Crimean-Congo haemorrhagic fever (CCHF) virus is a rare but serious human infection that causes internal bleeding, organ failure and ultimately death. Scientists writing in the Journal of General Virology have developed a new model to study CCHF which should enhance the development of vaccines and antivirals against this deadly disease.

CCHF virus is a tick-borne pathogen that infects (but does not cause disease in) wild and domestic animals in many countries in Africa, Europe and Asia. Humans may become infected from a tick bite or through direct contact with blood or other infected tissues from livestock such as cattle, sheep and goats. CCHF infections in humans lead to serious disease and have a fatality rate of approximately 30%. New vaccines and treatments are urgently needed to combat the CCHF virus, but their development is being hindered by a lack of suitable animal models for testing.
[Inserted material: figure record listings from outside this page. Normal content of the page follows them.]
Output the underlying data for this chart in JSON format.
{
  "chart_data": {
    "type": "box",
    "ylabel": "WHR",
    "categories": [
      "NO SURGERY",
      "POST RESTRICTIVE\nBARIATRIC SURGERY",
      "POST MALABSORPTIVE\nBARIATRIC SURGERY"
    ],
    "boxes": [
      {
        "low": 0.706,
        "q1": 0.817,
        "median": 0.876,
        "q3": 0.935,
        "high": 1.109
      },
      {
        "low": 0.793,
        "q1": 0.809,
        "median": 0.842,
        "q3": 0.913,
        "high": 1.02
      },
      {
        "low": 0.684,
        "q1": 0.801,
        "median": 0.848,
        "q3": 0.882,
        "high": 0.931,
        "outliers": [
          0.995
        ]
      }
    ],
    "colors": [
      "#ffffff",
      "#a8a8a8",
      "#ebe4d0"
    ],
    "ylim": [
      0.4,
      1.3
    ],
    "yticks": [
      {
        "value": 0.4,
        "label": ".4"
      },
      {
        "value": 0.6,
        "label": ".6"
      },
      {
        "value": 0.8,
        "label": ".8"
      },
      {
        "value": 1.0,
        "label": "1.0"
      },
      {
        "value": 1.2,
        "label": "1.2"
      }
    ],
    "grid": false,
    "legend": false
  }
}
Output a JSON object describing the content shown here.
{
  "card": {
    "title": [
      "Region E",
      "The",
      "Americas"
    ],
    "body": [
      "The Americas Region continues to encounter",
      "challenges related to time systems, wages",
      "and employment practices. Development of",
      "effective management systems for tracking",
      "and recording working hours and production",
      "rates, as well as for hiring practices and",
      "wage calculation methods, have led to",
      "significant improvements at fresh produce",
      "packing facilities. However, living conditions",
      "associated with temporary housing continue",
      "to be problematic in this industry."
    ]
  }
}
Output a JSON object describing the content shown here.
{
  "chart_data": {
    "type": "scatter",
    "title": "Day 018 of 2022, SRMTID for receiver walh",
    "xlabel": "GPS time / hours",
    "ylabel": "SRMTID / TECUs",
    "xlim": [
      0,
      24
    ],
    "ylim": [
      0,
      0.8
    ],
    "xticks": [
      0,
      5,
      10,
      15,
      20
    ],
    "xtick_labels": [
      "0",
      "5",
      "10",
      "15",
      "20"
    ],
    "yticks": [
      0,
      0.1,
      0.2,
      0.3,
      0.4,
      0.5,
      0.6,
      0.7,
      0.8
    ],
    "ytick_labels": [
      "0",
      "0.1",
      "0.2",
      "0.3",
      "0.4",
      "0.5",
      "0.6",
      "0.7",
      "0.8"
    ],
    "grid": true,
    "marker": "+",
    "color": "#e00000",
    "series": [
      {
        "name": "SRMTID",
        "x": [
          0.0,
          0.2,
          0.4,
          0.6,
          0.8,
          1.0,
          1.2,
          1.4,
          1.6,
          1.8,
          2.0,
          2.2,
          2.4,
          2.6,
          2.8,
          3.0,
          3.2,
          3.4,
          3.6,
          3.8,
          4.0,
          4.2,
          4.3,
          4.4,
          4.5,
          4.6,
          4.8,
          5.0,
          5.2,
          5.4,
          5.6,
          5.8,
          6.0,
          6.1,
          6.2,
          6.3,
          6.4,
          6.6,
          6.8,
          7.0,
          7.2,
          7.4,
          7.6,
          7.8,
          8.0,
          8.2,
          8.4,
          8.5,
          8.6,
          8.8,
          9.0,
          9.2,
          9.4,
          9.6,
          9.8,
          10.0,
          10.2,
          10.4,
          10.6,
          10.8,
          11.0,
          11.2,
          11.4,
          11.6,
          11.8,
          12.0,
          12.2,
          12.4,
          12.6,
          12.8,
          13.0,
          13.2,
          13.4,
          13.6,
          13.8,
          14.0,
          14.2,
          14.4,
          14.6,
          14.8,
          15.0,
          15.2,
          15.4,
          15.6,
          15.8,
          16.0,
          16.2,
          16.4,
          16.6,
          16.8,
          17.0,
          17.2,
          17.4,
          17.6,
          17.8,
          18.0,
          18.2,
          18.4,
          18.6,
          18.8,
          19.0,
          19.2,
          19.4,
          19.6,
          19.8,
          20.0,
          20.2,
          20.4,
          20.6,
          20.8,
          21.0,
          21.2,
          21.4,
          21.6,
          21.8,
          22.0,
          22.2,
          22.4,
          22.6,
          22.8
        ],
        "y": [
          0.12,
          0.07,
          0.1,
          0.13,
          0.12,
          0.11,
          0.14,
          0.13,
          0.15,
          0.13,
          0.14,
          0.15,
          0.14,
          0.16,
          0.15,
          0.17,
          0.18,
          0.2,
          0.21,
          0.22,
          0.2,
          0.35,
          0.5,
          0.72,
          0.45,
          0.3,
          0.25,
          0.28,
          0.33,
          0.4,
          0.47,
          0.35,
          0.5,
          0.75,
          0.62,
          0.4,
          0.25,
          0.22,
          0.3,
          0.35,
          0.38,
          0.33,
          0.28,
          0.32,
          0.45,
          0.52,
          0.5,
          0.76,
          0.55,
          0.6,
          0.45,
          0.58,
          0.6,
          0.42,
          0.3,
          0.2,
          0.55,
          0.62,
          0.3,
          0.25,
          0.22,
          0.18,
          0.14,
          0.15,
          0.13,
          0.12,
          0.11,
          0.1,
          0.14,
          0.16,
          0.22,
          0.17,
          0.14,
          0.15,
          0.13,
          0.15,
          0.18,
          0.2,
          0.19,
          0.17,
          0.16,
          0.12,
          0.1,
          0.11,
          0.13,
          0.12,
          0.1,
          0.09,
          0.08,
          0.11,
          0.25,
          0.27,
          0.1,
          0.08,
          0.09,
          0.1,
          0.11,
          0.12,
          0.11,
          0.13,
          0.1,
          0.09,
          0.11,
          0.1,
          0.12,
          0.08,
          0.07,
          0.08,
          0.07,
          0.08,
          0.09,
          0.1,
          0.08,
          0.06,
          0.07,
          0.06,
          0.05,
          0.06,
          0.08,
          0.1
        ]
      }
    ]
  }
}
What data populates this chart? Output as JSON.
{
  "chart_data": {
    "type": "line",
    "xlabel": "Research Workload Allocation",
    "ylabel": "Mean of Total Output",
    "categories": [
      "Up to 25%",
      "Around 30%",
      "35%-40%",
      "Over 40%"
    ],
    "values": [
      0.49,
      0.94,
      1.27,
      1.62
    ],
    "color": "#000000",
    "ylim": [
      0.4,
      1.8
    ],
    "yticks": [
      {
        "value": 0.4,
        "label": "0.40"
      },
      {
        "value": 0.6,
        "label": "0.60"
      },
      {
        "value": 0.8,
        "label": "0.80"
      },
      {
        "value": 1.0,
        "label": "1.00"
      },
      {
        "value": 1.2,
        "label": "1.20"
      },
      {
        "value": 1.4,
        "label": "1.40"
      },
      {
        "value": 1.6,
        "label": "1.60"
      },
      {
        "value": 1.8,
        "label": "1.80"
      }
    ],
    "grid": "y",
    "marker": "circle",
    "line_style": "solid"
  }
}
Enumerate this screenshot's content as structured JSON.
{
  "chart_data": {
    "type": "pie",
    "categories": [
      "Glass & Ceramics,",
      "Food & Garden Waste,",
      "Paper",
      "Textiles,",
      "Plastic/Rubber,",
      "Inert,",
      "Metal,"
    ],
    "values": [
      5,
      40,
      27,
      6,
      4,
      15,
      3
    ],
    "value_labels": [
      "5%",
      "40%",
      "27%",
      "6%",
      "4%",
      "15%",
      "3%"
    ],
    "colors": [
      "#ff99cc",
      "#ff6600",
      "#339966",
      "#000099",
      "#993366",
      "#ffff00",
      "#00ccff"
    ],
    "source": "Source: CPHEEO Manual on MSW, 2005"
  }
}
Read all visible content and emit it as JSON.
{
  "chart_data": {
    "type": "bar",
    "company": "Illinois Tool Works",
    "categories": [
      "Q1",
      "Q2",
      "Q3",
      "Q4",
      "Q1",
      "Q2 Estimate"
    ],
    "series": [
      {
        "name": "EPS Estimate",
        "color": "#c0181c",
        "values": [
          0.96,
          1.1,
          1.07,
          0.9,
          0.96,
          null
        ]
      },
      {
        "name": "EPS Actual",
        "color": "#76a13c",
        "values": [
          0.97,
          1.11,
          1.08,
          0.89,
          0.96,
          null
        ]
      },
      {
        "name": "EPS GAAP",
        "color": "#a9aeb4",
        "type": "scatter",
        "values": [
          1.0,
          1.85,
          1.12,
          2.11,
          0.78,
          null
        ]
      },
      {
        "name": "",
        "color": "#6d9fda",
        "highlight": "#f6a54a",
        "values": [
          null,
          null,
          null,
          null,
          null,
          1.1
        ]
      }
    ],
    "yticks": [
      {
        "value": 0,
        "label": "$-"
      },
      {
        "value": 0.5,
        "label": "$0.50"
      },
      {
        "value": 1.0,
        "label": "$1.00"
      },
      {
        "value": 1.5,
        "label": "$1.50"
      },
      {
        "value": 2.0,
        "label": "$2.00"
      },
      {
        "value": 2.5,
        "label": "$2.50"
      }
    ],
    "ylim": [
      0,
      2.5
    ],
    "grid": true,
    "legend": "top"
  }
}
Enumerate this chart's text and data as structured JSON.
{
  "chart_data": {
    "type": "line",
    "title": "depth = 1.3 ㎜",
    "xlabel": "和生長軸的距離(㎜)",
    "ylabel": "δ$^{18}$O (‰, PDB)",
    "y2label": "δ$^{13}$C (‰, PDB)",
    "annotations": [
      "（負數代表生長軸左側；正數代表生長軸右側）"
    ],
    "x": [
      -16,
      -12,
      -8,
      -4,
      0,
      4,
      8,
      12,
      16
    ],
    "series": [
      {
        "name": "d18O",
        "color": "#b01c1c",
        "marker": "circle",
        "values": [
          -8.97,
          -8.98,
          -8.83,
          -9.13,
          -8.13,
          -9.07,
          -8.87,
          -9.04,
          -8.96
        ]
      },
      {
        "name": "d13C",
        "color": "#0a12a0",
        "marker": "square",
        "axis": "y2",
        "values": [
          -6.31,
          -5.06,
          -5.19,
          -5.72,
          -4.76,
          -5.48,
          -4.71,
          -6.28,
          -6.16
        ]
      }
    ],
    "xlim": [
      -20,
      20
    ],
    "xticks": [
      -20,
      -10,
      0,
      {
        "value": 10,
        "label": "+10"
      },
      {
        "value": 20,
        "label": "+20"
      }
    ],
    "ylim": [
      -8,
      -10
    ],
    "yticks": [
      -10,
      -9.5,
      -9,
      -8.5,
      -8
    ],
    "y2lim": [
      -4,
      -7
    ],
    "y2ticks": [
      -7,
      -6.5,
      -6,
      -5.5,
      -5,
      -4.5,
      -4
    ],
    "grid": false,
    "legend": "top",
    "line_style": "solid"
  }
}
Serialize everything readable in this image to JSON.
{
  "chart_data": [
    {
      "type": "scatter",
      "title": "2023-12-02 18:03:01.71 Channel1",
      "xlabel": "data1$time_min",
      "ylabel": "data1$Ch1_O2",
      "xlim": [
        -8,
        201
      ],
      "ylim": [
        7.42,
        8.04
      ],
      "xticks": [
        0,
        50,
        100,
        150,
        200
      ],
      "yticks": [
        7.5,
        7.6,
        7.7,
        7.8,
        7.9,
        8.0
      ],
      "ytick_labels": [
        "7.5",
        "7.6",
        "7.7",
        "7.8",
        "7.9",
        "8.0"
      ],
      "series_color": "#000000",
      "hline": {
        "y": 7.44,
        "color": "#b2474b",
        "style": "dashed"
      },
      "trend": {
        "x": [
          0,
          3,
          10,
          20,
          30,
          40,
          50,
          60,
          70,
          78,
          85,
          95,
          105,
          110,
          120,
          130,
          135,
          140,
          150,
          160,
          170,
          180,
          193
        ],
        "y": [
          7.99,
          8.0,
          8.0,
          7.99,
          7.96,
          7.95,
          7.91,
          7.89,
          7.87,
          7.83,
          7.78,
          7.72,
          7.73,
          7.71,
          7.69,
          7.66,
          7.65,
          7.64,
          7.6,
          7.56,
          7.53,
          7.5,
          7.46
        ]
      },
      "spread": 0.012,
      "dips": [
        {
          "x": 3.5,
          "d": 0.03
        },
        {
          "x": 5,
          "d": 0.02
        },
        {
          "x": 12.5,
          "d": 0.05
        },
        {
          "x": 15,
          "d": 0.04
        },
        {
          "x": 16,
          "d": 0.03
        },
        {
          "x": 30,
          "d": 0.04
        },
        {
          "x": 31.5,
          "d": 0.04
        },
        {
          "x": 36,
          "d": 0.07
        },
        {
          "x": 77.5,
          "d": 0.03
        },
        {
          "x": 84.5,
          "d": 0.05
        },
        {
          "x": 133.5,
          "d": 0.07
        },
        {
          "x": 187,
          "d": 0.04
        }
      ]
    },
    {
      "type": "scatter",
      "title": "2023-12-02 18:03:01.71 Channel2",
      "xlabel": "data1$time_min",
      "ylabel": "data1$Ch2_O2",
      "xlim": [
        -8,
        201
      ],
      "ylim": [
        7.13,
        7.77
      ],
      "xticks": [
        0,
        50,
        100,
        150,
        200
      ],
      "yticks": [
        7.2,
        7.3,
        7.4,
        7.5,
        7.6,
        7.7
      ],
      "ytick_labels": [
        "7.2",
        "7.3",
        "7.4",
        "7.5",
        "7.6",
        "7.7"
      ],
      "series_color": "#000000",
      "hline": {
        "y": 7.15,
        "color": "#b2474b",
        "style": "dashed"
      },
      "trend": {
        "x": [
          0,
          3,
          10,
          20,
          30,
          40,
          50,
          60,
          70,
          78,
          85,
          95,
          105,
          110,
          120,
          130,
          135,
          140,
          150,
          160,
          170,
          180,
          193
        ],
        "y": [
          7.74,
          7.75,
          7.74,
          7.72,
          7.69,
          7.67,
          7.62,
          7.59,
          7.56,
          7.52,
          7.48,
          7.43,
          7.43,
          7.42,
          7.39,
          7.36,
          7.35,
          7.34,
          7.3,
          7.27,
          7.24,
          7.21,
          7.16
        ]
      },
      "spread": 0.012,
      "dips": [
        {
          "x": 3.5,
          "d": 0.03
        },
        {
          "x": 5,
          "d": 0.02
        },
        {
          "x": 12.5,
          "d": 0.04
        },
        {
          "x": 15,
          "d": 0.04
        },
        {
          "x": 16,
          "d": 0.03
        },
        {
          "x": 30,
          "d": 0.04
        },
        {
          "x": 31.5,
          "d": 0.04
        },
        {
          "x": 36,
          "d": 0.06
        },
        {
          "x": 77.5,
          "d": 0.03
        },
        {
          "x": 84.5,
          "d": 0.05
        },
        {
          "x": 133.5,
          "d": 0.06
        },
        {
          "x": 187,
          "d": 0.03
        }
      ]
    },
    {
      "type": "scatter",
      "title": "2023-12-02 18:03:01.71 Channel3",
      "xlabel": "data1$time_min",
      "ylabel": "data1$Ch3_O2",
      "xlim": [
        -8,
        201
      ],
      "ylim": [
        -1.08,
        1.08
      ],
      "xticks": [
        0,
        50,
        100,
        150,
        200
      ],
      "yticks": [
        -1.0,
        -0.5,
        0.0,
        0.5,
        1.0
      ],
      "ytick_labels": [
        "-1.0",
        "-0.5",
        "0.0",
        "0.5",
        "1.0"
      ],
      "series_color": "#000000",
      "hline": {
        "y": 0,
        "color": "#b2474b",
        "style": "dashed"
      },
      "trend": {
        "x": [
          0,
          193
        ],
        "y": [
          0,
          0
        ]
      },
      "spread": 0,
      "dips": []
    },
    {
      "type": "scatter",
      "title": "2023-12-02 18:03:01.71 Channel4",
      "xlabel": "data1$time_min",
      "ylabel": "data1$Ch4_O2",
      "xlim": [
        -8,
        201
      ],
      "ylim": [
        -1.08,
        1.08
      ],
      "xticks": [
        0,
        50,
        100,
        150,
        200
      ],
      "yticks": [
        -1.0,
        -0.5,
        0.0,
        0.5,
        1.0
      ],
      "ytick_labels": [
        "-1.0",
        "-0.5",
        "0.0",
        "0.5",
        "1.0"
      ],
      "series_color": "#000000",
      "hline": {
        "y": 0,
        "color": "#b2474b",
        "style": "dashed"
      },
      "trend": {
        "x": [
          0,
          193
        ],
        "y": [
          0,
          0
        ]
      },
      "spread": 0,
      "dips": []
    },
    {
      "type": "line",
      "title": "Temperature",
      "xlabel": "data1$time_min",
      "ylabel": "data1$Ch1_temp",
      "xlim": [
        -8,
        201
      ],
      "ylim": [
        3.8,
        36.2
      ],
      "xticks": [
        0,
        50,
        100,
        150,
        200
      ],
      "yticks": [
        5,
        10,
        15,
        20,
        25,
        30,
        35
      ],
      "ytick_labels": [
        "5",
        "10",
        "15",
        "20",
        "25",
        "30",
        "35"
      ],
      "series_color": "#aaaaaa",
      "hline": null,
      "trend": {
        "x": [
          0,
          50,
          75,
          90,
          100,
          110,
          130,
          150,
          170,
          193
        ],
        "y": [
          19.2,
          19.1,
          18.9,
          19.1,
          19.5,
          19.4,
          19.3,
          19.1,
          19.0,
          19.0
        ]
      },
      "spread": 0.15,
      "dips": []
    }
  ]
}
Scientists from the Swedish Institute for Infectious Disease Control, Solna, Sweden have now found that immune-deficient mice can be used as a model to study how CCHF virus behaves in humans. The group discovered that mice unresponsive to key antiviral molecules produced by their innate immune system developed classic symptoms of CCHF viral infection that were fatal.

Dr Ali Mirazimi who led the study, believes the groups' work will contribute enormously to vaccine and antiviral development studies. "To date there is no safe or effective vaccine available for human use or a specific antiviral for CCHF virus," he said. "A reliable animal model is the only way that the safety and effectiveness of a potential vaccine or antiviral treatment can be properly evaluated," he explained.

New strategies to control the spread of the CCHF virus could also have huge economic impact for farmers in developing countries. "As the virus can be transmitted to humans via infected animal tissues, farmers who breed food-producing animals can lose huge amounts of money if their stocks have to be culled," explained Dr Mirazimi.